An incorrect value is specified for the local queue in the cluster configuration, or an incorrect default local queue is defined. The specified local queue either does not exist, or exists in a different namespace.

Resolution
  1. In the OpenShift Container Platform console, select your project from the Project list.

  2. Click Search, and from the Resources list, select LocalQueue.

  3. Resolve the problem in one of the following ways:

    • If a local queue exists, ensure that you spelled the local queue name correctly in your cluster configuration, and that the namespace value in the cluster configuration matches your project name. If you do not specify a namespace value in the cluster configuration, the Ray cluster is created in the current project.

    • If no local queue exists, contact your administrator to request assistance.

I cannot create a Ray cluster or submit jobs

Problem

After you run the cluster.up() command, an error similar to the following error is shown:

RuntimeError: Failed to get RayCluster CustomResourceDefinition: (403)
Reason: Forbidden
HTTP response body: {"kind":"Status","apiVersion":"v1","metadata":{},"status":"Failure","message":"rayclusters.ray.io is forbidden: User \"system:serviceaccount:regularuser-project:regularuser-workbench\" cannot list resource \"rayclusters\" in API group \"ray.io\" in the namespace \"regularuser-project\"","reason":"Forbidden","details":{"group":"ray.io","kind":"rayclusters"},"code":403}
Diagnosis

The correct OpenShift login credentials are not specified in the TokenAuthentication section of your notebook code.

Resolution
  1. Identify the correct OpenShift login credentials as follows:

    1. In the OpenShift Container Platform console header, click your username and click Copy login command.

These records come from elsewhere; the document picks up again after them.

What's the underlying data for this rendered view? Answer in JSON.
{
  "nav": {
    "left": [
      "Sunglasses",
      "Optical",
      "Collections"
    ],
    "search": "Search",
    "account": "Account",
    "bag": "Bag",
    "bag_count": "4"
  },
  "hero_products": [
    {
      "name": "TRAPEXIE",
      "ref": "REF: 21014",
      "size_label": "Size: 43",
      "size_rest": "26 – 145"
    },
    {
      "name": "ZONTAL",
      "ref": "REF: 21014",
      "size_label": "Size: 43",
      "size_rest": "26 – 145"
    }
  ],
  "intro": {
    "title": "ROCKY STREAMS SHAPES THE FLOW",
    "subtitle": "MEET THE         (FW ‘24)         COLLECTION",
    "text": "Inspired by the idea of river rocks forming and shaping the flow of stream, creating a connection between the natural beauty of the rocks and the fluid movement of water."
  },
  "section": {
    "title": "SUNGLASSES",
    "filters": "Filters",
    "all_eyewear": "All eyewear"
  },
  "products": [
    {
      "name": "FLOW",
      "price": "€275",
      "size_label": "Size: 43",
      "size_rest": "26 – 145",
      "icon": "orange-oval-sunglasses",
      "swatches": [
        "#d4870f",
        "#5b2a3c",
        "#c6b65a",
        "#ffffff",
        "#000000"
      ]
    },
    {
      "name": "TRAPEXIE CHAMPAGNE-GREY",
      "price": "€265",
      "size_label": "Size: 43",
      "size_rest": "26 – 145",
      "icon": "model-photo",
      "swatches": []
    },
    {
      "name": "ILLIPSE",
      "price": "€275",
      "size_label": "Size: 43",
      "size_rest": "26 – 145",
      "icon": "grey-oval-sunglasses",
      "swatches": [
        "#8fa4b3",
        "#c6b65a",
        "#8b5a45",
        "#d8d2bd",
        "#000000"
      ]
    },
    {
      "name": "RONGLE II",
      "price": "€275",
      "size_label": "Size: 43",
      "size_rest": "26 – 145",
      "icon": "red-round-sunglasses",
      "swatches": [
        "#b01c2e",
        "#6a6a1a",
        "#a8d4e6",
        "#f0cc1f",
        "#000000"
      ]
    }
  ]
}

    2. In the new tab that opens, log in as the user whose credentials you want to use.

    3. Click Display Token.

    4. From the Log in with this token section, copy the token and server values.

  2. In your notebook code, specify the copied token and server values as follows:

    auth = TokenAuthentication(
        token = "<token>",
        server = "<server>",
        skip_tls=False
    )
    auth.login()

My pod provisioned by Kueue is terminated before my image is pulled

Problem

Kueue waits for a period of time before marking a workload as ready, to enable all of the workload pods to become provisioned and running. By default, Kueue waits for 5 minutes. If the pod image is very large and is still being pulled after the 5-minute waiting period elapses, Kueue fails the workload and terminates the related pods.

Diagnosis
  1. In the OpenShift Container Platform console, select your project from the Project list.

  2. Click Search, and from the Resources list, select Pod.

  3. Click the Ray head pod name to open the pod details page.

  4. Click the Events tab, and review the pod events to check whether the image pull completed successfully.

Resolution

If the pod takes more than 5 minutes to pull the image, contact your administrator to request assistance.